Pressure builds on Baltimore Sun labor contract

Daily Record, The (Baltimore), Jun 12, 2003 by Kathleen Johnston Jarboe

Strike preparations continue at The Baltimore Sun as the June 24 contract deadline approaches and key issues affecting its 600-member union remain on the bargaining table.

While newspaper management has begun recruiting and training replacement workers to sell ads, write the articles and take photos in the event of a strike, union members have stepped up efforts to criticize the paper and its new Tribune Co. owner for its bargaining tactics.

"The Sun is spending a lot of money, and has been since the beginning of bargaining, on scabs. You contrast that with what they're doing on the table and the guild has moved a lot and the Sun has offered virtually nothing," said Lori Calderone, a negotiator for the Sun's union.

Efforts to call attention to the Sun's tactics have ranged from protesting at Tuesday night's baseball game between the Baltimore Orioles and Tribune-owned Chicago Cubs to reporters boycotting television appearances on media partner WMAR-TV Channel 2 and asking replacement workers to leave.

The recruiting of replacement workers, which began at least a month before negotiations were scheduled to end, has become one of the sorest points in negotiations.

"The scabs are infuriating people, and I'm sure scaring them as well," Calderone said.

Early Tuesday morning about a dozen union members organized to meet the replacement workers already training at the Sun.

Two vans from the Tremont Hotel in Baltimore dropped off nine workers that morning, but none would take the fliers guild members tried to give them.

"We just want them to understand our point of view," said photographer Amy Davis, who helped in the effort.

Calderone and other guild members have said such recruiting shows Sun management was planning for contract talks to stall.

But management said such actions were a necessary precaution.

"The Baltimore Sun has a promise to this community that it will publish a daily newspaper. And it has kept that promise for more that 30 years," said Mireille Grangenois, vice president of marketing and interactive media.

"We're not going to let a work stoppage ... stop us from publishing," Grangenois said.

To show their good faith in bargaining, management has offered union workers $1,000 bonuses if a contract is approved by the time the current four-year agreement ends.

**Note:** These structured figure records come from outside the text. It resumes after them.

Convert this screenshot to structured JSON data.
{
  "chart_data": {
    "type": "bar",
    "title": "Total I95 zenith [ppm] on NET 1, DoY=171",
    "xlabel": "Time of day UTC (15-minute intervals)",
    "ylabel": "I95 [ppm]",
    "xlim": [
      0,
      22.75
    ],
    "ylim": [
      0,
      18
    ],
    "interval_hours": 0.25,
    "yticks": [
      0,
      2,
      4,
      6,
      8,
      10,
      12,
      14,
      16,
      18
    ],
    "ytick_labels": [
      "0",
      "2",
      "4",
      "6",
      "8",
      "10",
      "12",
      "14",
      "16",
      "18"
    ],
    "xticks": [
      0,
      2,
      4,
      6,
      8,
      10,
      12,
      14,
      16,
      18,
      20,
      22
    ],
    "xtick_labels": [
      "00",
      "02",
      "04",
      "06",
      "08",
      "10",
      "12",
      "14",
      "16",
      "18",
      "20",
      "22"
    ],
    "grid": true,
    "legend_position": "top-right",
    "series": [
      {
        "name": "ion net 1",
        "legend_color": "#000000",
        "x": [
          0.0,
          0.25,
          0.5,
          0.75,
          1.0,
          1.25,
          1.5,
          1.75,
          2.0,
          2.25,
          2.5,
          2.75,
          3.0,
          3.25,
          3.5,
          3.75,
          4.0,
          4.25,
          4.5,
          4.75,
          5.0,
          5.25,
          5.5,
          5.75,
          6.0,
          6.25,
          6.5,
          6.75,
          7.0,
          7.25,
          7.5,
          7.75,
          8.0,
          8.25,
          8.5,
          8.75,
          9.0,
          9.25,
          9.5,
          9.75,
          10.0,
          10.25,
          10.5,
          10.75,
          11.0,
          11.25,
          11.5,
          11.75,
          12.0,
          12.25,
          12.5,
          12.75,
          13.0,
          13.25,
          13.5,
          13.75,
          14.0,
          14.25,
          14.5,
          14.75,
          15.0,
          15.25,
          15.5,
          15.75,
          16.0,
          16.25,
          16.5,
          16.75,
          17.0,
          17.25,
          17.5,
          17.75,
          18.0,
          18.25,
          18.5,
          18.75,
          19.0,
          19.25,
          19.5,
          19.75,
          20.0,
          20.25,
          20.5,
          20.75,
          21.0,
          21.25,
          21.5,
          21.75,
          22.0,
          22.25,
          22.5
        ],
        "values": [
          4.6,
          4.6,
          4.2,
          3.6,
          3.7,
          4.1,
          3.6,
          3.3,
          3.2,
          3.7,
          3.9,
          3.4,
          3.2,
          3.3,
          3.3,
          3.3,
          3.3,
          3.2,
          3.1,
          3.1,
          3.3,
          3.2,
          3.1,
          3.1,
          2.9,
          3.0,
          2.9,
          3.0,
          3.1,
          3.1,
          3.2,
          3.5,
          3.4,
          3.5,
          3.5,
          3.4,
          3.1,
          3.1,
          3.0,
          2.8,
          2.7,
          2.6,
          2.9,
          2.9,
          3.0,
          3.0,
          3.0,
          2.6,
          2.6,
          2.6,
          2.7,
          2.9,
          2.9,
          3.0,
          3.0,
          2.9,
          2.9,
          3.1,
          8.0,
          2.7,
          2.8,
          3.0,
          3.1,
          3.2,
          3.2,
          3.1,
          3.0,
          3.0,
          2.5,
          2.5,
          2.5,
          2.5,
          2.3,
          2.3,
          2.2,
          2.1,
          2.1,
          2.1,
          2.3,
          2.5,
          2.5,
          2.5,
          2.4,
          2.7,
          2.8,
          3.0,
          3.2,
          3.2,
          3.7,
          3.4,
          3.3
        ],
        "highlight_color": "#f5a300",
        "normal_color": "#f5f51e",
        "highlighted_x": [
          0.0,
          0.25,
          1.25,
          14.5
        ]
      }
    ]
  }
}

But union members have called the offer a bribe.

At issue in the labor dispute are company proposals to cut sick days, charge more for health insurance, freeze raises of top earners for a year and allow the company to switch employees to different jobs as needed, regardless of pay differences.

The company says such changes are necessary to compete in the changing media world and mirror agreements made by guild members at its top competitor, The Washington Post.

But guild members say the company has done little to prove the need for such changes and has made few compromises at the bargaining table while the guild has already offered to lower its compensation requests. Union leaders were requesting annual 6 percent increases and have dropped the request to 4.25 percent annually.

"I've never been in a bargaining process where two weeks from the end there has been so little exchange," Calderone said.

The two sides also have disagreed over whether union members should be paid more to appear on television interviews. The newspaper has a content sharing agreement with ABC affiliate WMAR in Baltimore that promotes upcoming stories by allowing its reporters to be interviewed for the channel's nightly news segment.

Last week, some reporters started refusing to appear after interviews with science reporter Frank Roylance and statehouse reporter David Nitkin were pulled because the two wore guild buttons during a May 30 interview. Roylance said they were told the button made too much visual clutter on the screen.

"Everyone has seen news programs on TV and clutter on the screen is the name of the game," Roylance said.

While Nitkin's segment never aired, Roylance said his ultimately was shown though his pin was covered by the ABC logo on the screen.

Roylance and union members doubted the decision was motivated by eye distractions. But WMAR management and Sun management have insisted the move followed station policies. The station does not allow reporters and interviewees to wear pins identifying them with groups outside a story.

"We are not pressured to run anything or put anything by the Sun on the air," said WMAR General Manager Drew Berry.

While negotiations remain tense, a labor expert said a strike was not inevitable.

"We don't have an impasse because at this point neither party has walked away from the table. The issue is when they break off talks, then it gets serious," said Lawrence J. Simpson, who teaches labor relations at the University of Baltimore's Merrick School of Business.

The last time Sun workers went on strike was 1987 when union members stopped work for six days over changes to the cost they paid for health insurance.

In 1965, a 65-day strike ended when customers started canceling subscriptions of the daily newspaper.